Dynamic Membership
Throughout the lifecycle of a Raft cluster, nodes will come and go. New nodes may need to be added to the cluster for various application specific reasons. Nodes may experience hardware failure and end up going offline. This implementation of Raft offers two mechanisms for controlling these lifecycle events.
Raft.add_non_voter
This method will add a new non-voter to the cluster and will immediately begin syncing the node with the leader. This method may be called multiple times as needed. The Future
returned by calling this method will resolve once the node is up-to-date and is ready to be added as a voting member of the cluster.
Raft.change_membership
This method will start a cluster membership change. If there are any new nodes in the given config which were not previously added as non-voters from an earlier call to Raft.add_non_voter
, then those nodes will begin the sync process. It is recommended that applications always call Raft.add_non_voter
first when adding new nodes to the cluster, as this offers a bit more flexibility. Once Raft.change_membership
is called, it can not be called again until the reconfiguration process is complete (which is typically quite fast).

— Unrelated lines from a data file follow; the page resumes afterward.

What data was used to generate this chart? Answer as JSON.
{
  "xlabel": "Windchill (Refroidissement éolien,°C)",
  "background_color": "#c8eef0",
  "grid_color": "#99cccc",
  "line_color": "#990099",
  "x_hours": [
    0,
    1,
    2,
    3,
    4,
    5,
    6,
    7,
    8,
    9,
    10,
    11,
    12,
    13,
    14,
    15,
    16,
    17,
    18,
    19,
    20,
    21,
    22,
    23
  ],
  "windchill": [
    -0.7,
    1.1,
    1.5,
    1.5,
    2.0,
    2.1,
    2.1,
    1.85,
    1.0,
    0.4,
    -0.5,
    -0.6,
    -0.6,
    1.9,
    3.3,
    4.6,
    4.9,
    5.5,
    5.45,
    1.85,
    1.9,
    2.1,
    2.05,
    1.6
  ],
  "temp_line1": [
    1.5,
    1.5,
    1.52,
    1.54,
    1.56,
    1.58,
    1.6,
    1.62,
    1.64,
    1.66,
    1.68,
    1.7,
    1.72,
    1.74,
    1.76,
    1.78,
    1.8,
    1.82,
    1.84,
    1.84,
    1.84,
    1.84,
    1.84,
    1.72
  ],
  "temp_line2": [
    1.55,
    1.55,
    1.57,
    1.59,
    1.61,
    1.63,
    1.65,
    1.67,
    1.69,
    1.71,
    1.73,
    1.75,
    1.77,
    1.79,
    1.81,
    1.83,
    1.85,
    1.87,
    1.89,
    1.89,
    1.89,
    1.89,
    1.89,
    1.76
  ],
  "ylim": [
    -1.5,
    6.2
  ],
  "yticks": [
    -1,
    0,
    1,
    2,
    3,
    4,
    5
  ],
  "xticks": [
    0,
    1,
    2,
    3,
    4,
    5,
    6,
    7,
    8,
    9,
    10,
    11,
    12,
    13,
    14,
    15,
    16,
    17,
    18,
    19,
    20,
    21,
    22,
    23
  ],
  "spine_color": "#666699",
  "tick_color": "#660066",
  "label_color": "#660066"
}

Cluster auto-healing — where cluster members which have been offline for some period of time are automatically removed — is an application specific behavior, but is fully supported via this dynamic cluster membership system. Simply call Raft.change_membership
with the dead node removed from the membership set.
Cluster leader stepdown is also fully supported. Nothing special needs to take place. Simply call Raft.change_membership
with the ID of the leader removed from the membership set. The leader will recognize that it is being removed from the cluster, and will stepdown once it has committed the config change to the cluster according to the safety protocols defined in the Raft spec.